Monitoring service class load

When work is partitioned into different service classes, it can be helpful to monitor the activity load over time to determine which service classes are busy, and which are being impacted by queuing due to lack of available resources.

The following monitor elements can be used to observe activity load in service classes over time:
ADM_RUNNING_ACT_LOAD
The load of activities that are controlled by the adaptive workload manager admission control. The load is computed as the total runtime of activities controlled by adaptive workload manager divided by the interval of measurement (statistics interval). For example, if N activities controlled by the adaptive workload manager were executing constantly throughout the interval, the load would be N.
ADM_QUEUED_ACT_LOAD
The load of activities queued by the adaptive workload manager admission control. The load is computed as the total activity queue time divided by the interval of measurement (statistics interval). For example, if N activities were queued by the adaptive workload manager throughout the interval, the load would be N.
ADM_BYPASSED_ACT_LOAD
The load of activities that bypass the adaptive workload manager admission control. The load is computed the total runtime of activities that bypassed the adaptive workload manager divided by the interval of measurement (statistics interval). For example, if N activities that bypassed the adaptive workload manager were executing constantly throughout the interval, the load would be N.
These monitor elements are reported by the various service class statistics interfaces, which include the following interfaces:
  • Statistics Event monitor (superclassstats and scstats logical data groups)
  • MON_GET_SERVICE_SUBCLASS_STATS table function
  • MON_GET_SERVICE_SUPERCLASS_STATS table function

Use these monitor elements to determine in which service classes queries are running, and where queuing is occurring. These metrics can help explain why a service class is not achieving its resource entitlement. For example, if a service class is entitled to 50% of the resources, but only using 30%, the reason might be that there is not enough work running in the service class to use the full 50% entitlement. The load metrics show if there is work running in a service class over time and whether any queuing is occurring, where queuing indicates that work in the service class could make use of additional resources. The bypass metrics show if the work running in the service class is controlled by adaptive workload manager. If necessary, work that is bypassing the adaptive workload manager can be controlled by other means (for example, by a CPU limit).

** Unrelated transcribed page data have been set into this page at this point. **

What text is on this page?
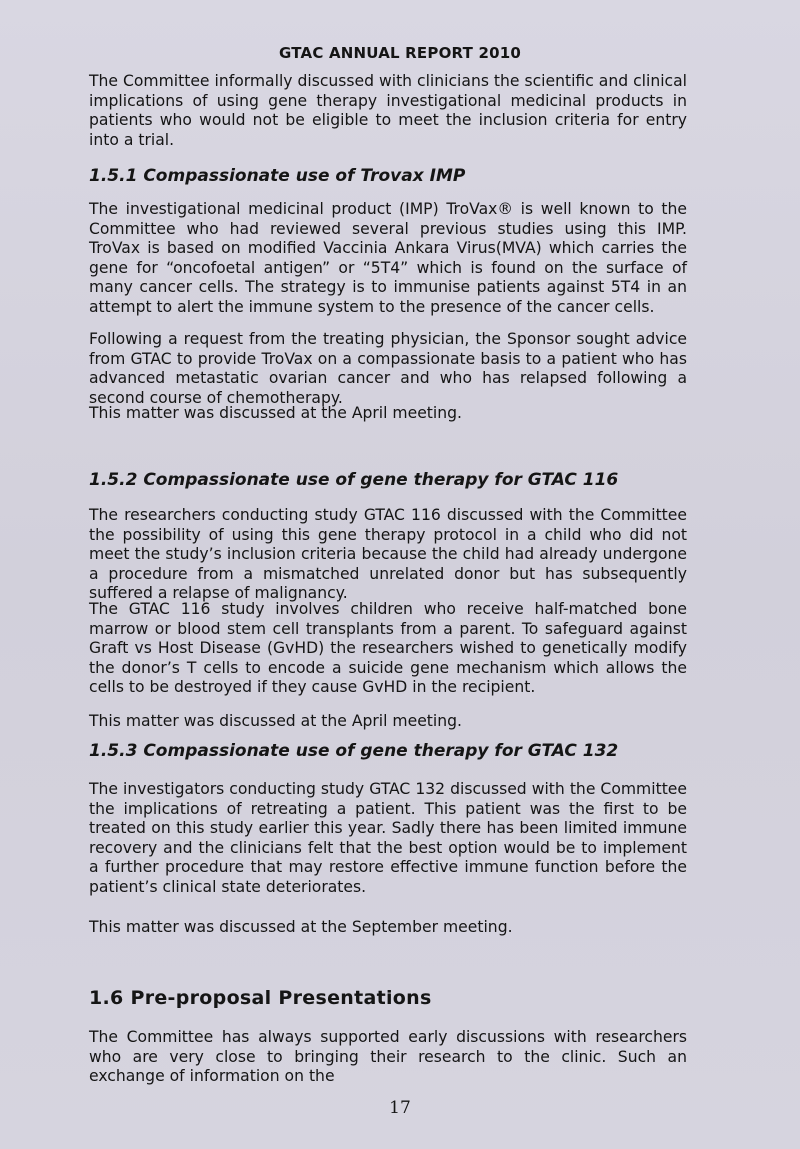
GTAC ANNUAL REPORT 2010

The Committee informally discussed with clinicians the scientific and clinical implications of using gene therapy investigational medicinal products in patients who would not be eligible to meet the inclusion criteria for entry into a trial.

1.5.1 Compassionate use of Trovax IMP

The investigational medicinal product (IMP) TroVax® is well known to the Committee who had reviewed several previous studies using this IMP. TroVax is based on modified Vaccinia Ankara Virus(MVA) which carries the gene for “oncofoetal antigen” or “5T4” which is found on the surface of many cancer cells. The strategy is to immunise patients against 5T4 in an attempt to alert the immune system to the presence of the cancer cells.

Following a request from the treating physician, the Sponsor sought advice from GTAC to provide TroVax on a compassionate basis to a patient who has advanced metastatic ovarian cancer and who has relapsed following a second course of chemotherapy.

This matter was discussed at the April meeting.

1.5.2 Compassionate use of gene therapy for GTAC 116

The researchers conducting study GTAC 116 discussed with the Committee the possibility of using this gene therapy protocol in a child who did not meet the study’s inclusion criteria because the child had already undergone a procedure from a mismatched unrelated donor but has subsequently suffered a relapse of malignancy.

The GTAC 116 study involves children who receive half-matched bone marrow or blood stem cell transplants from a parent. To safeguard against Graft vs Host Disease (GvHD) the researchers wished to genetically modify the donor’s T cells to encode a suicide gene mechanism which allows the cells to be destroyed if they cause GvHD in the recipient.

This matter was discussed at the April meeting.

1.5.3 Compassionate use of gene therapy for GTAC 132

The investigators conducting study GTAC 132 discussed with the Committee the implications of retreating a patient. This patient was the first to be treated on this study earlier this year. Sadly there has been limited immune recovery and the clinicians felt that the best option would be to implement a further procedure that may restore effective immune function before the patient’s clinical state deteriorates.

This matter was discussed at the September meeting.

1.6 Pre-proposal Presentations

The Committee has always supported early discussions with researchers who are very close to bringing their research to the clinic. Such an exchange of information on the

17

Example 1: Extract and graph the running and queued load metrics over time from a statistics event monitor for a service class named SSCU1_1.
WITH LOADMAX(LOADMAX ) AS (SELECT MAX(ADM_RUNNING_ACT_LOAD + ADM_QUEUED_ACT_LOAD + ADM_BYPASSED_ACT_LOAD) FROM
                     SUPERCLASSSTATS_EVMONSTATISTICSU1
                     WHERE STATISTICS_TIMESTAMP > '2019-05-01-14.50.56.299277' AND
                           STATISTICS_TIMESTAMP < '2019-05-01-17.50.38.19156' AND
                           SERVICE_SUPERCLASS_NAME = 'SSCU1_1')
SELECT STATISTICS_TIMESTAMP,
       SUBSTR( CONCAT( REPEAT( 'R', CAST( (MAX(ADM_RUNNING_ACT_LOAD) * 40 / LOADMAX) AS INTEGER)), 
                       REPEAT( '-', CAST( (MAX(ADM_QUEUED_ACT_LOAD) * 40 / LOADMAX) AS INTEGER ))), 1, 40) AS LOAD_GRAPH
FROM SUPERCLASSSTATS_EVMONSTATISTICSU1, LOADMAX
WHERE STATISTICS_TIMESTAMP > '2019-05-01-14.50.56.299277' AND
      STATISTICS_TIMESTAMP < '2019-05-01-17.50.38.19156' AND
      SERVICE_SUPERCLASS_NAME = 'SSCU1_1'
GROUP BY STATISTICS_TIMESTAMP, SERVICE_SUPERCLASS_NAME, LOADMAX
ORDER BY STATISTICS_TIMESTAMP ASC
In the following output, the executing load is denoted in the graph with the letter R, and the queued load is denoted with a dash (-). The graph shows that the service superclass SSCU1_1 is busy throughout the monitored time interval, with activities both executing and queuing. The service class might be able to run additional queries if it had a higher resource entitlement.
STATISTICS_TIMESTAMP       LOAD_GRAPH                              
-------------------------- ----------------------------------------
..
2019-05-01-17.07.58.569627 RRRRRRRRRRRRRRRRRRRRR------------------ 
2019-05-01-17.08.33.617516 RRRRRRRRRRRRRRRRRRRRRRR---------------- 
2019-05-01-17.09.08.130650 RRRRRRRRRRRRRRRRRRRRRR----------------  
2019-05-01-17.09.42.748035 RRRRRRRRRRRRRRRRRRR-------------------- 
2019-05-01-17.10.17.868458 RRRRRRRRRRRRRRRRRR--------------------- 
2019-05-01-17.10.51.869760 RRRRRRRRRRRRRRRRRRR-------------------- 
2019-05-01-17.11.26.568063 RRRRRRRRRRRRRRRRRR--------------------- 
2019-05-01-17.12.01.457030 RRRRRRRRRRRRRRRR----------------------- 
2019-05-01-17.12.37.545589 RRRRRRRRRRRRRRRRRRRRR------------------ 
2019-05-01-17.13.12.487246 RRRRRRRRRRRRRRRRR---------------------- 
2019-05-01-17.13.46.452150 RRRRRRRRRRRRRRRR----------------------- 
2019-05-01-17.14.20.848864 RRRRRRRRRRRRRRRRRRRRR------------------ 
2019-05-01-17.14.55.600267 RRRRRRRRRRRRRRRRRR--------------------- 
2019-05-01-17.15.30.287768 RRRRRRRRRRRRR-------------------------- 
2019-05-01-17.16.06.004835 RRRRRRRRRRRRRRRRRRRRR------------------ 
2019-05-01-17.16.41.061820 RRRRRRRRRRRRRRR------------------------
…